Initial production will be 4 motor variant, with independent, ultra fast response torque control of each wheel
— Elon Musk (@elonmusk) December 3, 2021
The new R1T pickup from electric-vehicle startup Rivian offers four electric motors, while GMC’s Hummer EV only offers up to three motors but features all-wheel steering. The steering system is what makes the Hummer’s diagonally moving function, known as the Crab Mode, possible, and Musk in a subsequent Twitter post said the Cybertruck will offer similar functionality.
Rivian is developing its own Tank Turn feature for the R1T that, under the right conditions, will be able to turn the vehicle on the spot—a full 360 degrees—by spinning the left and right wheels in opposite directions. No other company has announced plans for something similar yet, though.

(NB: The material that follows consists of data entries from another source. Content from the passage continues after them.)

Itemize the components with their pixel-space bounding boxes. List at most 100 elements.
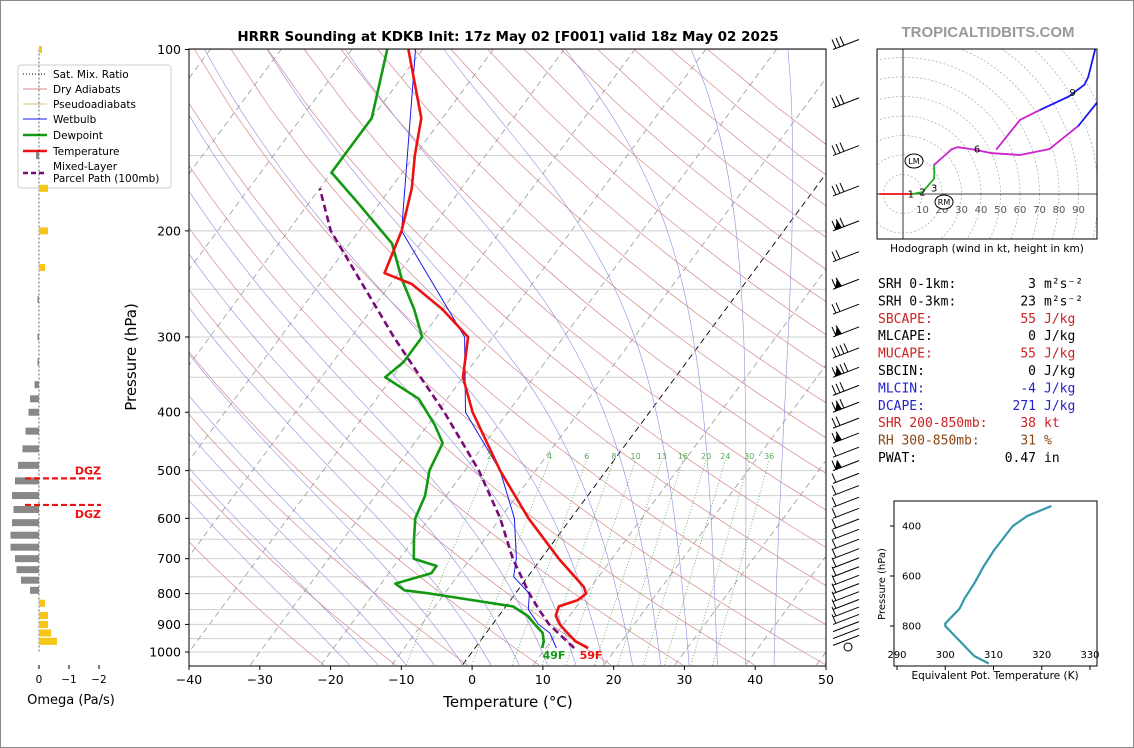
- wind-barb: [831, 599, 860, 610]
- wind-barb-staff: [832, 303, 860, 315]
- index-unit: in: [1044, 451, 1060, 466]
- index-value: 23: [1020, 294, 1036, 309]
- wind-barb: [831, 574, 860, 586]
- wind-barb: [831, 94, 860, 109]
- isotherm-line: [189, 49, 494, 462]
- wind-barb-feather: [839, 142, 845, 152]
- skewt-xtick-label: −40: [176, 672, 202, 687]
- wind-barb: [832, 634, 860, 646]
- wind-barb-pennant: [835, 432, 842, 443]
- hodo-lm-label: LM: [908, 157, 919, 166]
- omega-bar: [15, 477, 39, 485]
- omega-bar: [39, 599, 45, 607]
- wind-barb: [831, 613, 860, 625]
- wind-barb-feather: [831, 185, 837, 196]
- indices-table: SRH 0-1km: 3 m²s⁻² SRH 0-3km: 23 m²s⁻² SBCAPE:…: [878, 277, 1083, 466]
- wind-barb-feather: [831, 591, 837, 601]
- wind-barb-feather: [831, 508, 837, 518]
- index-label: SHR 200-850mb:: [878, 416, 988, 431]
- index-value: 3: [1028, 277, 1036, 292]
- skewt-ytick-label: 900: [157, 617, 181, 632]
- hodo-segment: [1019, 109, 1041, 121]
- theta-e-ytick-label: 400: [902, 522, 921, 533]
- index-row: SRH 0-3km: 23 m²s⁻²: [878, 294, 1083, 309]
- index-value: 0.47: [1005, 451, 1036, 466]
- hodo-segment: [995, 119, 1021, 151]
- wind-barb-feather: [831, 529, 837, 539]
- moist-adiabat-line: [189, 253, 520, 665]
- hodo-ring-label: 50: [994, 205, 1007, 216]
- mixing-ratio-line: [511, 459, 588, 665]
- mixing-ratio-label: 10: [631, 452, 641, 461]
- index-value: -4: [1020, 381, 1036, 396]
- dry-adiabat-line: [189, 413, 468, 666]
- wind-barb: [831, 548, 860, 560]
- index-unit: m²s⁻²: [1044, 277, 1083, 292]
- index-value: 31: [1020, 434, 1036, 449]
- omega-panel: DGZ DGZ 0 −1 −2: [10, 46, 107, 686]
- legend-wetbulb: Wetbulb: [53, 114, 97, 126]
- dry-adiabat-line: [189, 102, 826, 666]
- hodo-lm-marker: [904, 153, 924, 169]
- index-unit: J/kg: [1044, 347, 1075, 362]
- wind-barb: [831, 446, 860, 458]
- legend-parcel-line2: Parcel Path (100mb): [53, 173, 159, 185]
- index-unit: J/kg: [1044, 381, 1075, 396]
- wind-barb-staff: [832, 446, 860, 458]
- wind-barb: [832, 621, 860, 633]
- wind-barb-feather: [831, 145, 837, 155]
- skewt-xtick-label: −30: [247, 672, 273, 687]
- skewt-ytick-label: 300: [157, 329, 181, 344]
- mixing-ratio-line: [642, 459, 707, 665]
- hodo-segment: [1048, 124, 1080, 151]
- index-row: SBCIN: 0 J/kg: [878, 364, 1075, 379]
- omega-xtick-label: 0: [36, 674, 43, 686]
- omega-bar: [13, 505, 39, 513]
- omega-bar: [15, 555, 39, 563]
- isotherm-line: [462, 172, 826, 666]
- wind-barb-pennant: [835, 459, 842, 470]
- wind-barb-staff: [832, 145, 860, 157]
- index-row: SHR 200-850mb: 38 kt: [878, 416, 1060, 431]
- mixing-ratio-line: [594, 459, 663, 665]
- index-label: RH 300-850mb:: [878, 434, 980, 449]
- wind-barb-feather: [831, 548, 837, 558]
- hodograph-panel: 10 20 30 40 50 60 70 80 90 1 2 3 6 9 LM RM: [876, 48, 1098, 240]
- hodo-ring-label: 70: [1033, 205, 1046, 216]
- skewt-xtick-label: 20: [606, 672, 622, 687]
- wind-barb-feather: [835, 143, 841, 154]
- omega-bar: [10, 543, 39, 551]
- chart-title: HRRR Sounding at KDKB Init: 17z May 02 […: [237, 29, 778, 45]
- skewt-ytick-label: 1000: [149, 645, 181, 660]
- moist-adiabat-line: [189, 114, 577, 665]
- omega-bar: [39, 227, 48, 235]
- omega-bar: [21, 576, 39, 584]
- index-label: PWAT:: [878, 451, 917, 466]
- moist-adiabat-line: [443, 49, 690, 665]
- hodo-segment: [1038, 95, 1070, 112]
- wind-barb-feather: [839, 217, 845, 228]
- moist-adiabat-line: [690, 49, 747, 665]
- legend-pseudo: Pseudoadiabats: [53, 99, 136, 111]
- wind-barb: [831, 459, 860, 472]
- wind-barb-feather: [835, 37, 841, 48]
- wind-barb-feather: [835, 416, 841, 426]
- hodograph-caption: Hodograph (wind in kt, height in km): [890, 243, 1084, 255]
- wind-barb-feather: [831, 599, 837, 609]
- wind-barb-staff: [832, 518, 860, 530]
- hodo-segment: [1019, 148, 1051, 156]
- theta-e-ytick-label: 600: [902, 572, 921, 583]
- wind-barb-pennant: [835, 219, 842, 230]
- skewt-xlabel: Temperature (°C): [442, 693, 572, 711]
- omega-bar: [28, 408, 39, 416]
- index-row: SBCAPE: 55 J/kg: [878, 312, 1075, 327]
- wind-barb: [831, 591, 860, 603]
- omega-bar: [30, 395, 39, 403]
- mixing-ratio-label: 6: [584, 452, 589, 461]
- moist-adiabat-line: [189, 395, 435, 665]
- omega-bar: [16, 566, 39, 574]
- wind-barb: [831, 343, 860, 359]
- dry-adiabat-line: [340, 49, 826, 474]
- skewt-ytick-label: 600: [157, 511, 181, 526]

At the Cybertruck’s reveal, Musk said the pickup would offer battery options for over 250 miles, over 300 miles, and over 500 miles, with prices starting at $39,900, $49,900 and $69,900, respectively. The base model was to have a single rear motor, while the mid-range model was to have dual-motor all-wheel drive. The previous range-topper was to have a tri-motor setup. It isn’t clear how Tesla will rearrange the lineup now that a quad-motor setup is planned.
Cybertruck production was originally due to start at a new plant in Texas in late 2021, though Tesla in July said production would only start after Model Y production is up and running at the Texas plant.
Tesla confirmed in September that Cybertruck production has been delayed to late 2022. The company also said at that time that production of the redesigned Roadster would be pushed back to 2023.
More details on the company’s product pipeline are due during an earnings call in January.